I first saw him perform as part of the Love Never Dies ensemble, but before that, he’d worked quite extensively. After the Lancashire-born Chisnall graduated from Arts Educational Schools, London in 2005, he made his West End début in his first job; The Woman in White at the Palace Theatre. He was given a place in the ranks of the ensemble and also understudied the role of Walter Hartwright. From there, he appeared in the cast of Evita at the Adelphi Theatre, performing in the ensemble and also covering the role of Magaldi, before joining the UK Tour of Never Forget, in which he played his first leading role as Ash Sherwood. He remained in the role when the show subsequently transferred into the West End, where it enjoyed a run at the Savoy Theatre. After Never Forget, Chisnall appeared in La Cage aux Folles at the Playhouse Theatre. He has also appeared in pantomime with Qdos, playing Prince Charming in Cinderella (High Wycombe and Nottingham).

In 2010, he was cast in Andrew Lloyd Webber’s Phantom sequel, Love Never Dies, at The Adelphi Theatre. Chisnall was in the ensemble and also 1st cover to Joseph Millson in the role of Raoul. He played the role on stage on numerous occasions, and always to great acclaim.

Chisnall left Love Never Dies in March 2011 as part of the show’s cast change and headed over to The Theatre Royal Drury Lane after joining the original London company of new West End show, Shrek the Musical. Again in the ensemble, he performed as a Knight/Papa Ogre/Thelonius/Pig (Bricks), as well as understudying the lead role of Shrek.
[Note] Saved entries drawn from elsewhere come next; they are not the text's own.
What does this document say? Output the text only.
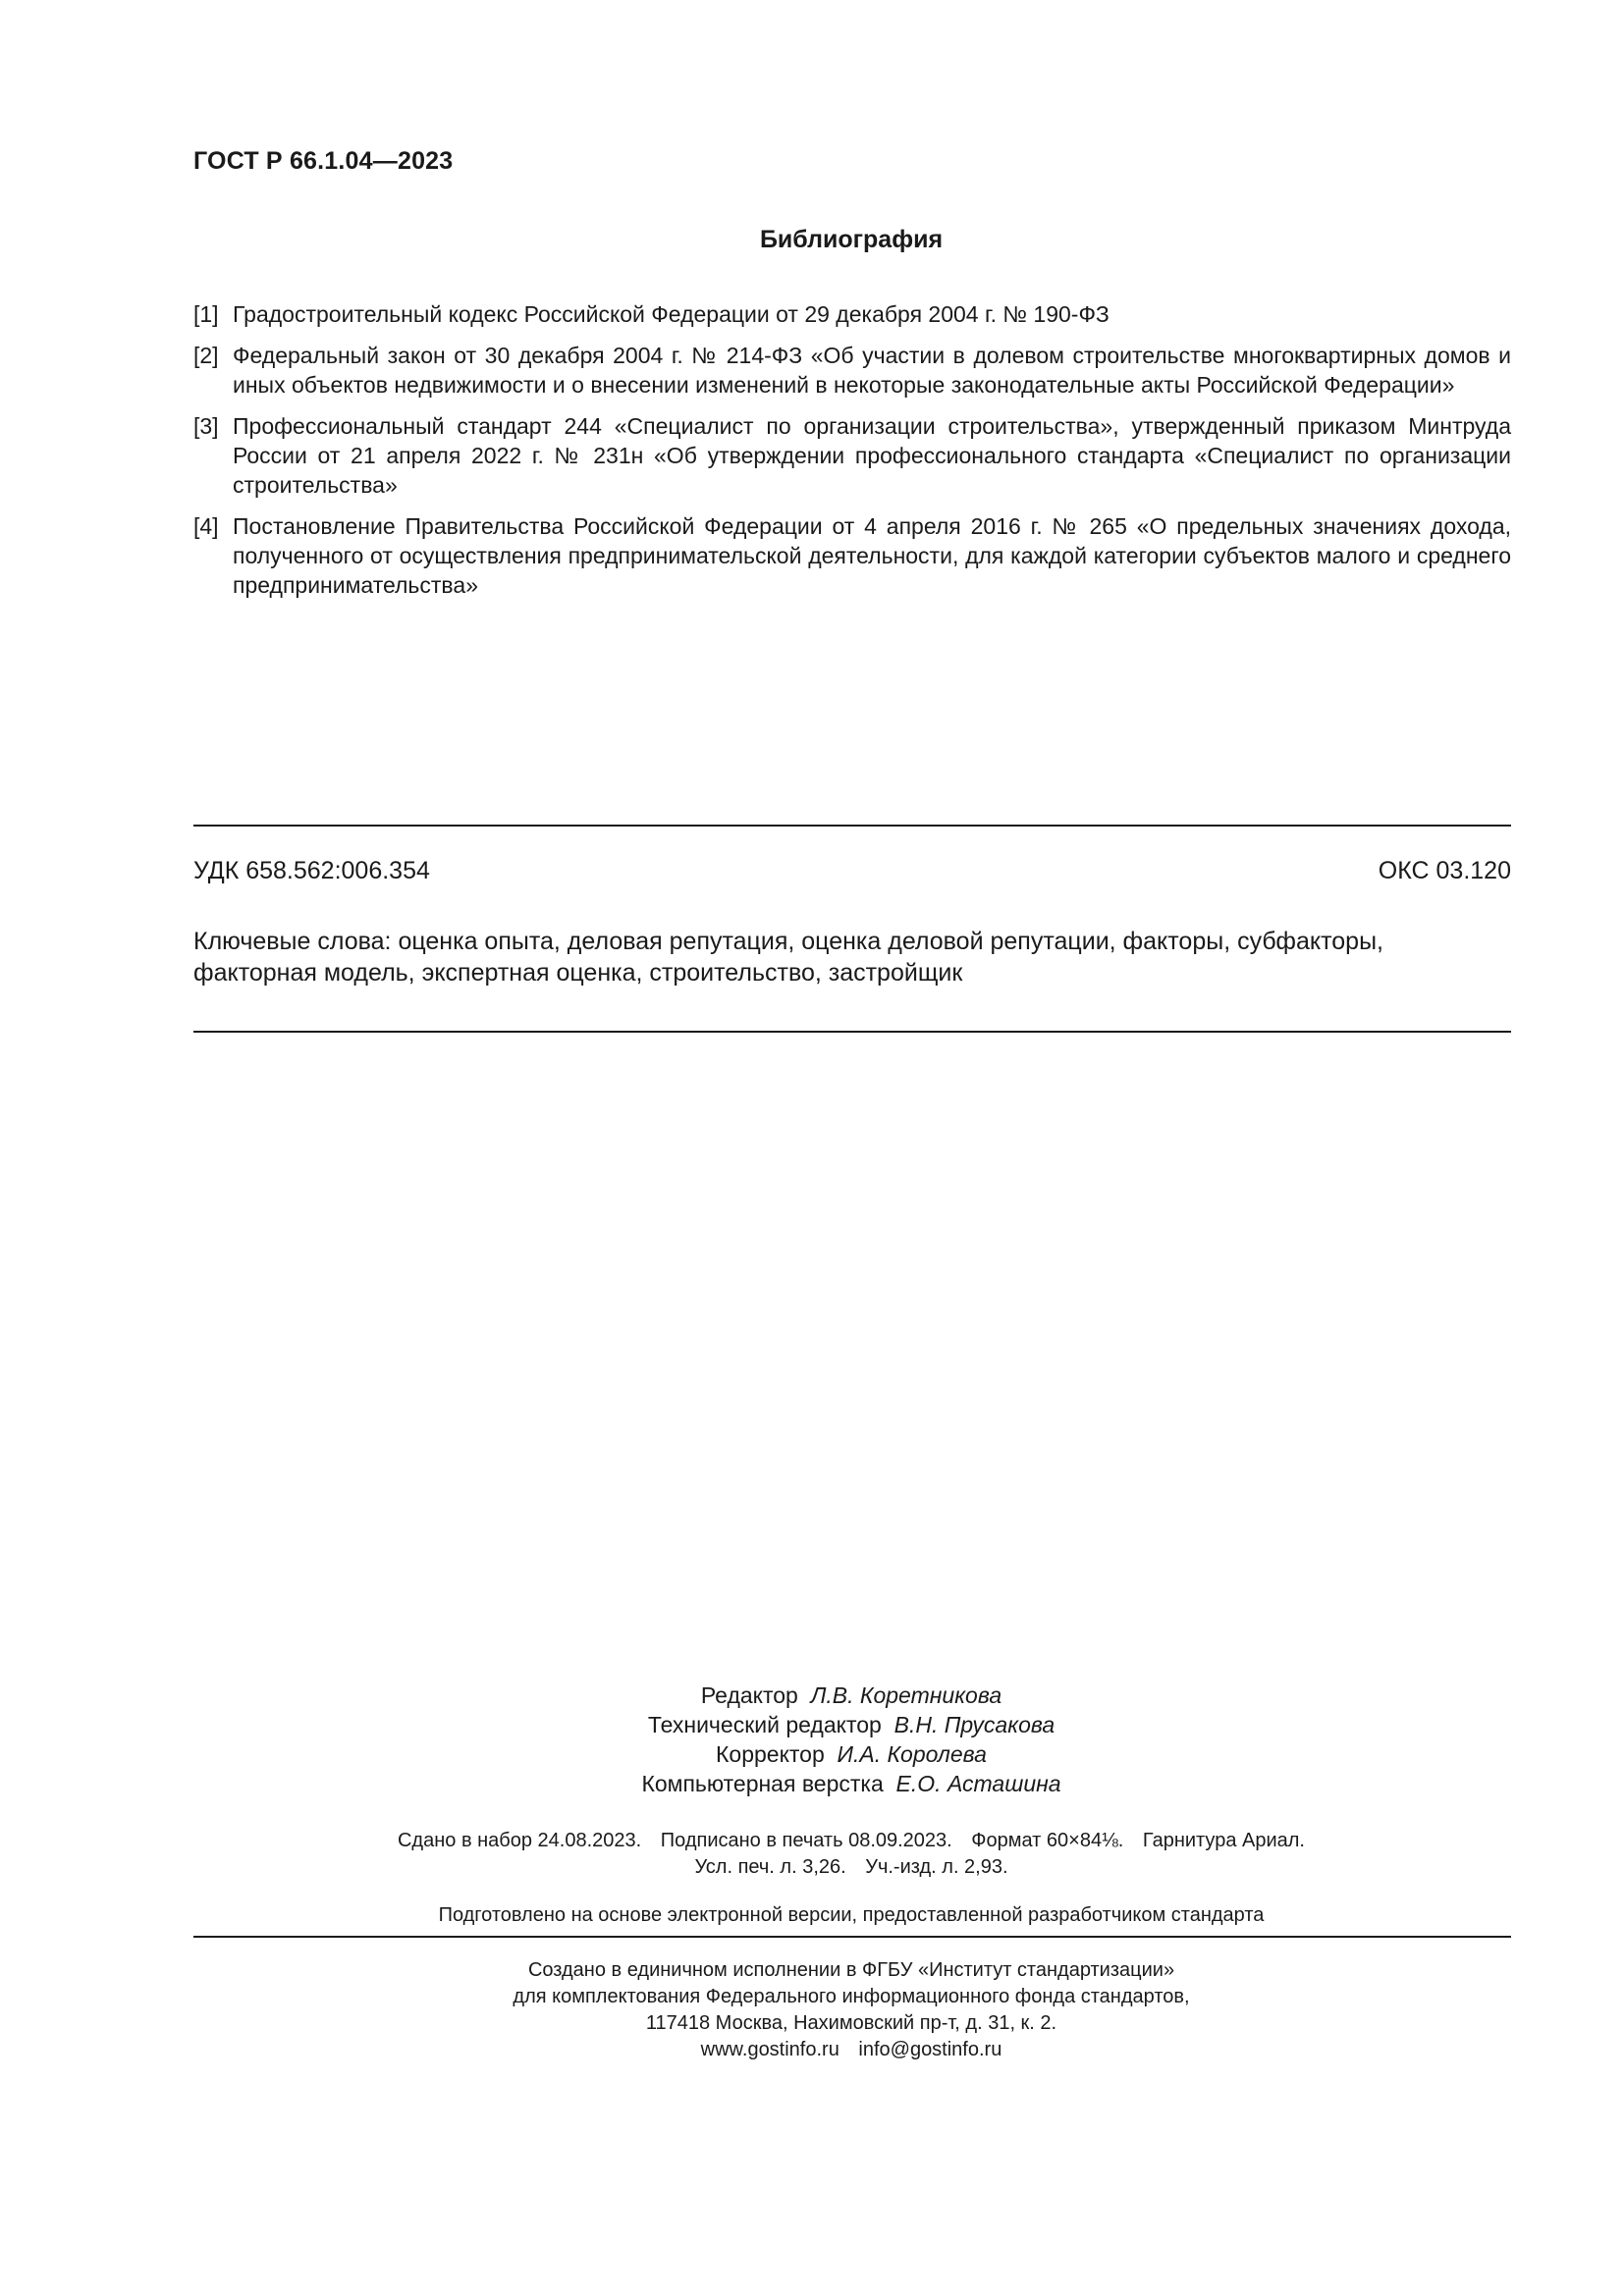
ГОСТ Р 66.1.04—2023
Библиография
[1] Градостроительный кодекс Российской Федерации от 29 декабря 2004 г. № 190-ФЗ
[2] Федеральный закон от 30 декабря 2004 г. № 214-ФЗ «Об участии в долевом строительстве многоквартирных домов и иных объектов недвижимости и о внесении изменений в некоторые законодательные акты Российской Федерации»
[3] Профессиональный стандарт 244 «Специалист по организации строительства», утвержденный приказом Минтруда России от 21 апреля 2022 г. № 231н «Об утверждении профессионального стандарта «Специалист по организации строительства»
[4] Постановление Правительства Российской Федерации от 4 апреля 2016 г. № 265 «О предельных значениях дохода, полученного от осуществления предпринимательской деятельности, для каждой категории субъектов малого и среднего предпринимательства»
УДК 658.562:006.354	ОКС 03.120
Ключевые слова: оценка опыта, деловая репутация, оценка деловой репутации, факторы, субфакторы, факторная модель, экспертная оценка, строительство, застройщик
Редактор Л.В. Коретникова
Технический редактор В.Н. Прусакова
Корректор И.А. Королева
Компьютерная верстка Е.О. Асташина
Сдано в набор 24.08.2023. Подписано в печать 08.09.2023. Формат 60×84⅛. Гарнитура Ариал.
Усл. печ. л. 3,26. Уч.-изд. л. 2,93.
Подготовлено на основе электронной версии, предоставленной разработчиком стандарта
Создано в единичном исполнении в ФГБУ «Институт стандартизации»
для комплектования Федерального информационного фонда стандартов,
117418 Москва, Нахимовский пр-т, д. 31, к. 2.
www.gostinfo.ru info@gostinfo.ru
Nigel Lindsay originated the role of the lovable green ogre here in London, but following the news that he would be leaving the musical in February 2012, it was announced that Dean Chisnall would be taking over the role full-time.

There was a surge of delight from both theatre-goers and stage performers alike that a show had given a lead role to its understudy, and it was certainly deserved. Millions saw Chisnall perform the finale song ‘I’m A Believer’ with the rest of the company on Britain’s Got Talent and it was clear that he most definitely had bucketfuls of it. He continued to star as Shrek in the West End until its final performance on 24th February 2013, although that didn’t mark the end of his relationship with the show.
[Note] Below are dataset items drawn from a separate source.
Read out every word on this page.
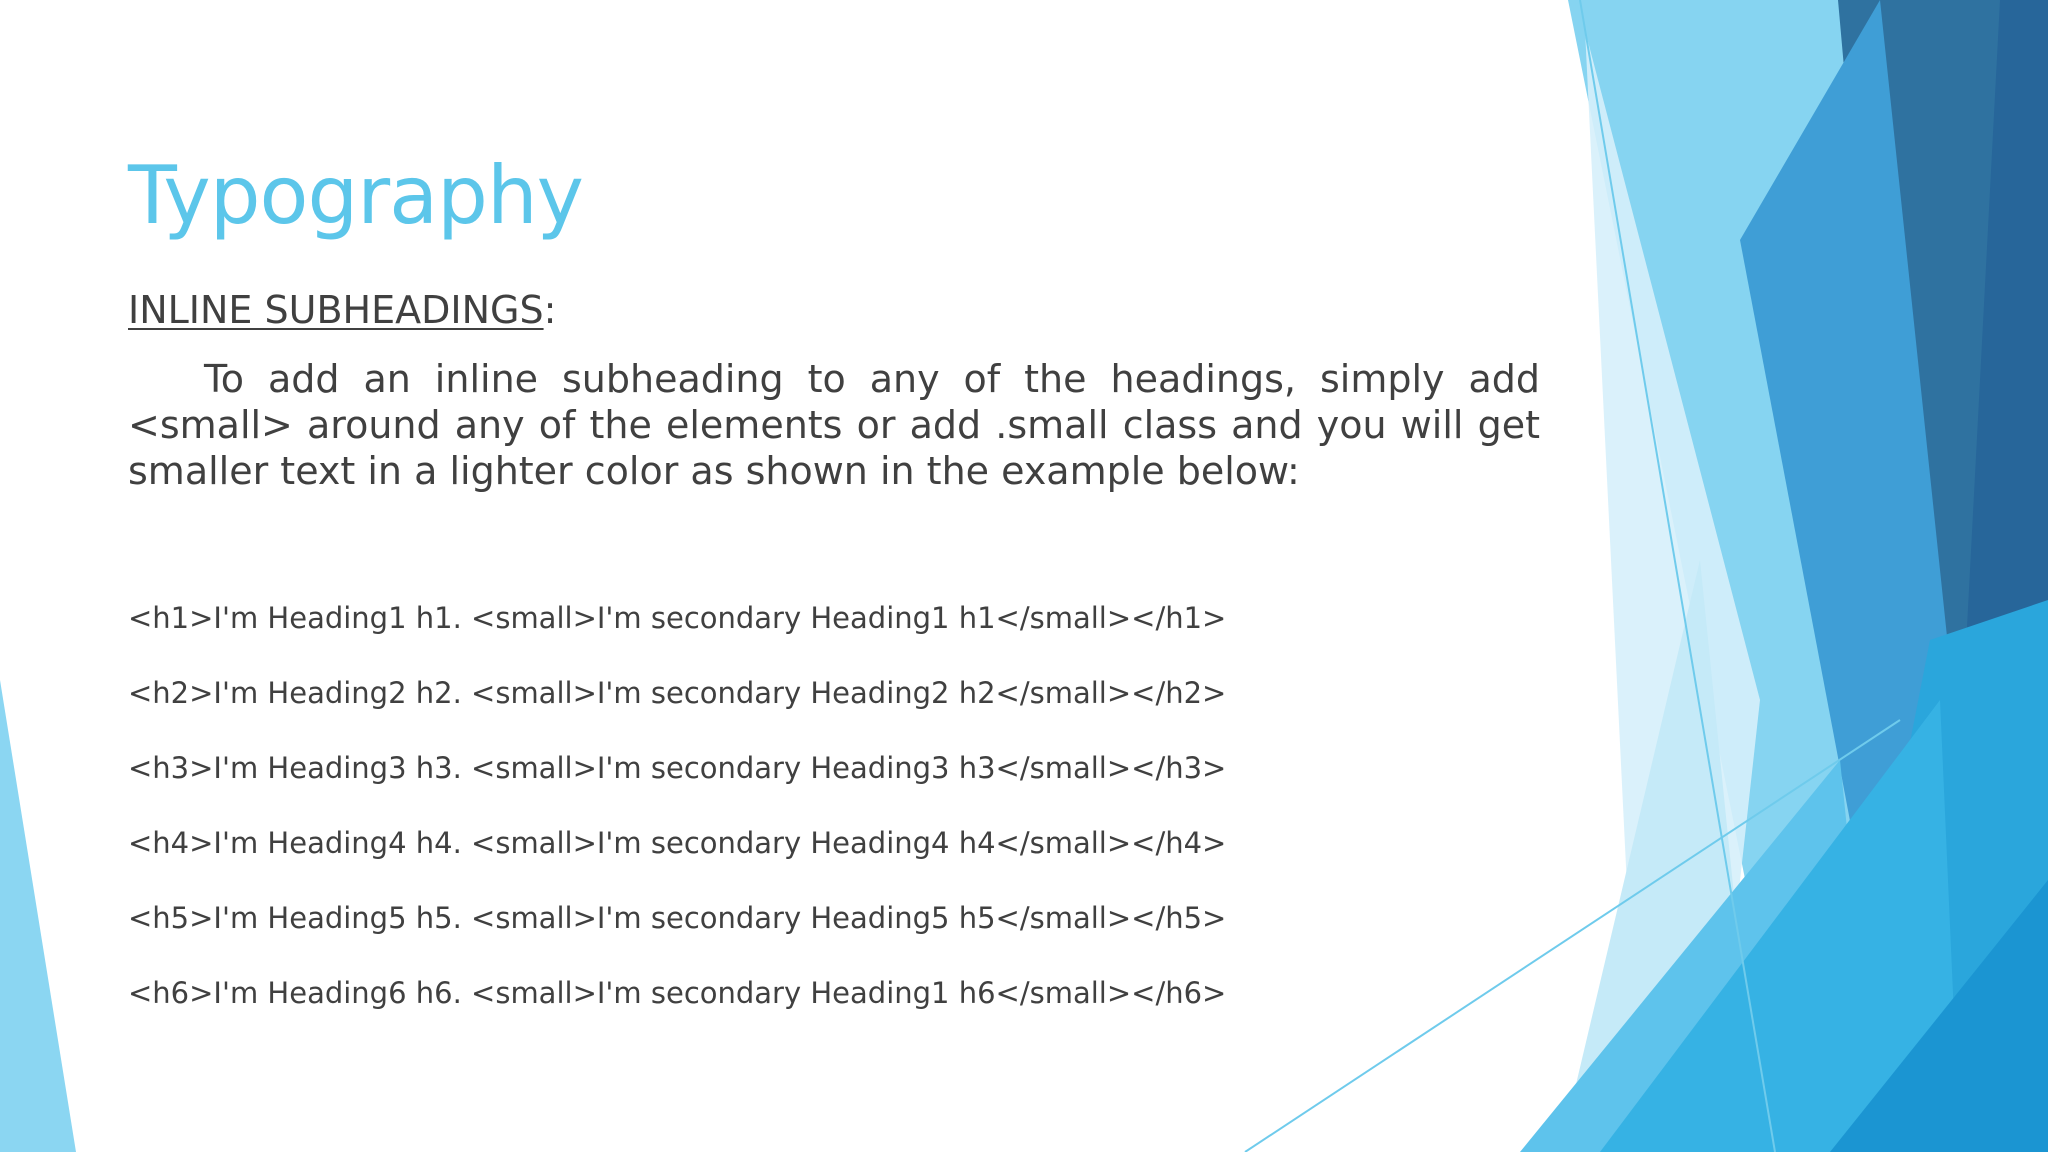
Typography
INLINE SUBHEADINGS:

To add an inline subheading to any of the headings, simply add <small> around any of the elements or add .small class and you will get smaller text in a lighter color as shown in the example below:

<h1>I'm Heading1 h1. <small>I'm secondary Heading1 h1</small></h1>
<h2>I'm Heading2 h2. <small>I'm secondary Heading2 h2</small></h2>
<h3>I'm Heading3 h3. <small>I'm secondary Heading3 h3</small></h3>
<h4>I'm Heading4 h4. <small>I'm secondary Heading4 h4</small></h4>
<h5>I'm Heading5 h5. <small>I'm secondary Heading5 h5</small></h5>
<h6>I'm Heading6 h6. <small>I'm secondary Heading1 h6</small></h6>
After taking part in the workshop of Water Babies, it was revealed that he would be reprising the role of Shrek for the first ever UK and Ireland Tour of Shrek The Musical in 2014. The touring production launched at the Grand Theatre, Leeds on 23rd July 2014, with Chisnall leading the star cast which also features Faye Brookes as Princess Fiona, Idriss Kargbo as Donkey and Gerard Carey as Lord Farquaad. They are currently entertaining audiences at Dublin’s BGE Theatre, before setting off again to visit other venues in Oxford, Manchester, Aberdeen, Canterbury, Newcastle, Birmingham, Glasgow, Sheffield, Norwich, Southampton, Plymouth, Milton Keynes, Edinburgh and Cardiff throughout 2014/15, with further dates still to be announced.
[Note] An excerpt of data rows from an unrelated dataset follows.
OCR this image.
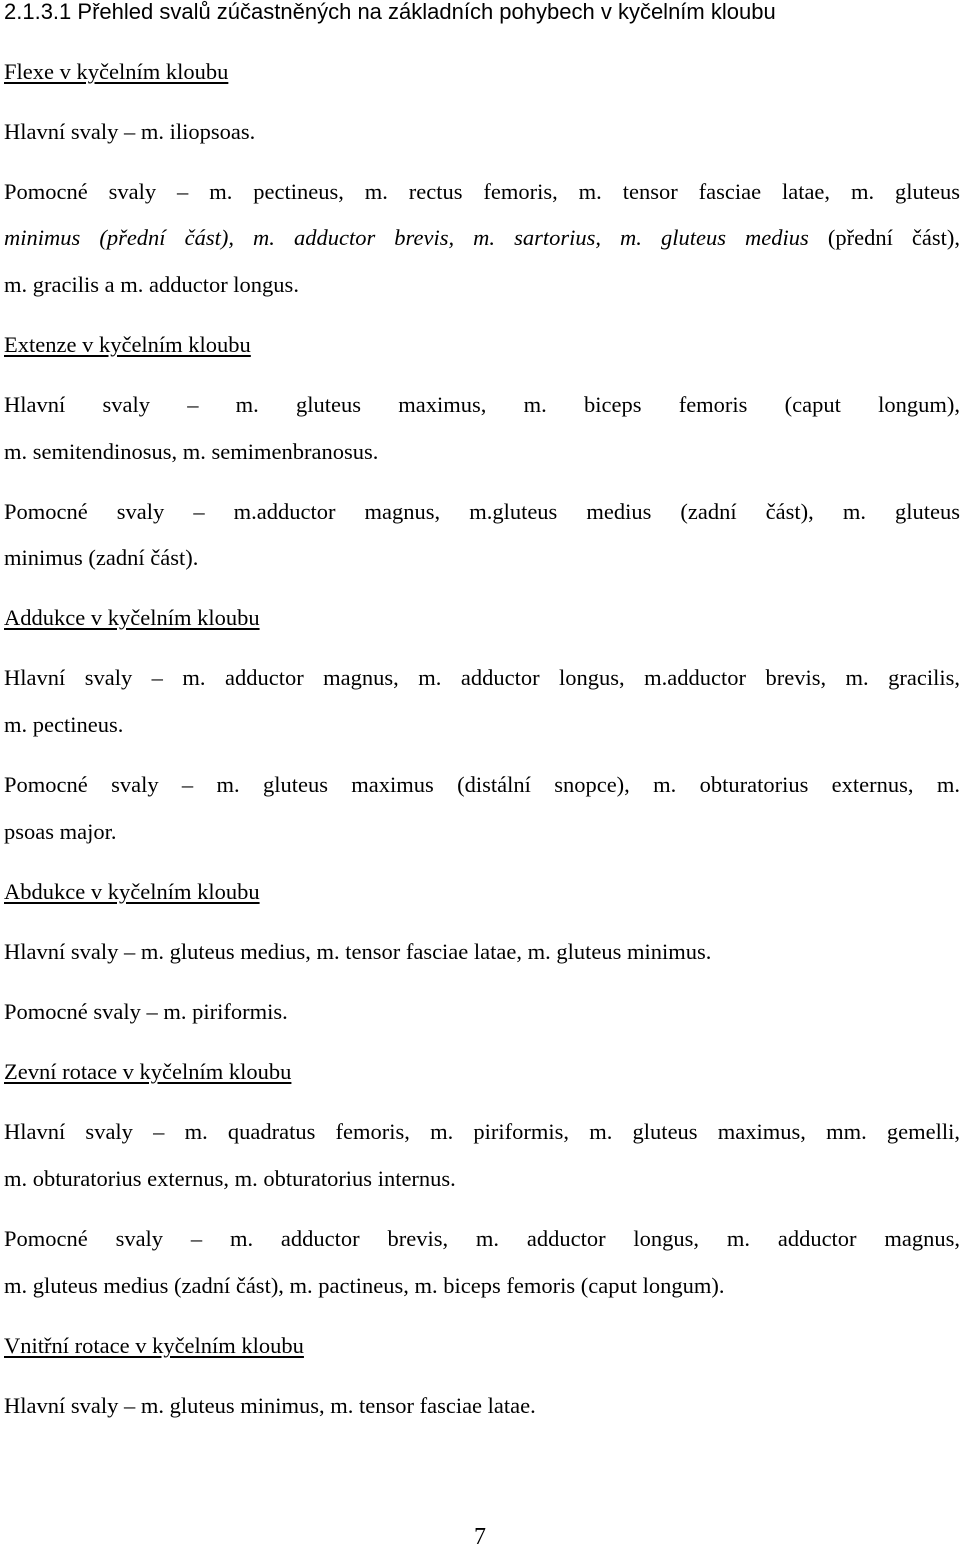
2.1.3.1 Přehled svalů zúčastněných na základních pohybech v kyčelním kloubu
Flexe v kyčelním kloubu
Hlavní svaly – m. iliopsoas.
Pomocné svaly – m. pectineus, m. rectus femoris, m. tensor fasciae latae, m. gluteus
minimus (přední část), m. adductor brevis, m. sartorius, m. gluteus medius (přední část),
m. gracilis a m. adductor longus.
Extenze v kyčelním kloubu
Hlavní svaly – m. gluteus maximus, m. biceps femoris (caput longum),
m. semitendinosus, m. semimenbranosus.
Pomocné svaly – m.adductor magnus, m.gluteus medius (zadní část), m. gluteus
minimus (zadní část).
Addukce v kyčelním kloubu
Hlavní svaly – m. adductor magnus, m. adductor longus, m.adductor brevis, m. gracilis,
m. pectineus.
Pomocné svaly – m. gluteus maximus (distální snopce), m. obturatorius externus, m.
psoas major.
Abdukce v kyčelním kloubu
Hlavní svaly – m. gluteus medius, m. tensor fasciae latae, m. gluteus minimus.
Pomocné svaly – m. piriformis.
Zevní rotace v kyčelním kloubu
Hlavní svaly – m. quadratus femoris, m. piriformis, m. gluteus maximus, mm. gemelli,
m. obturatorius externus, m. obturatorius internus.
Pomocné svaly – m. adductor brevis, m. adductor longus, m. adductor magnus,
m. gluteus medius (zadní část), m. pactineus, m. biceps femoris (caput longum).
Vnitřní rotace v kyčelním kloubu
Hlavní svaly – m. gluteus minimus, m. tensor fasciae latae.
7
Dean Chisnall went from being just one in the ensemble to landing his dream role and being the star of the show, which is why he was a natural choice to feature in the first article of this series. He serves as a perfect example as to why more recognition should be given to ensembles, and proves that there are many future stars just waiting for the spotlight to shine on them.

 
By Julie Robinson (@missjulie25)

Updated 8th November 2014

1 Comment

  • Totally agree! We first saw Dean as the only Prince Charming we’d seen who not only looked good but could actually sing! Went on to see his ‘Ash’ in Never Forget more times than we care to recall and have been following his career ever since. As understudy in La Cage Aux Folles, Love Never Dies and Shrek we were privileged to see him both in the ensemble parts and as Etienne, Raoul and Shrek, all of which parts he made his own – and frequently out-shone the leads.
    He so deserves this recognition and, having seen him play Shrek a few times already I know he’s going to be brilliant – just listen to him!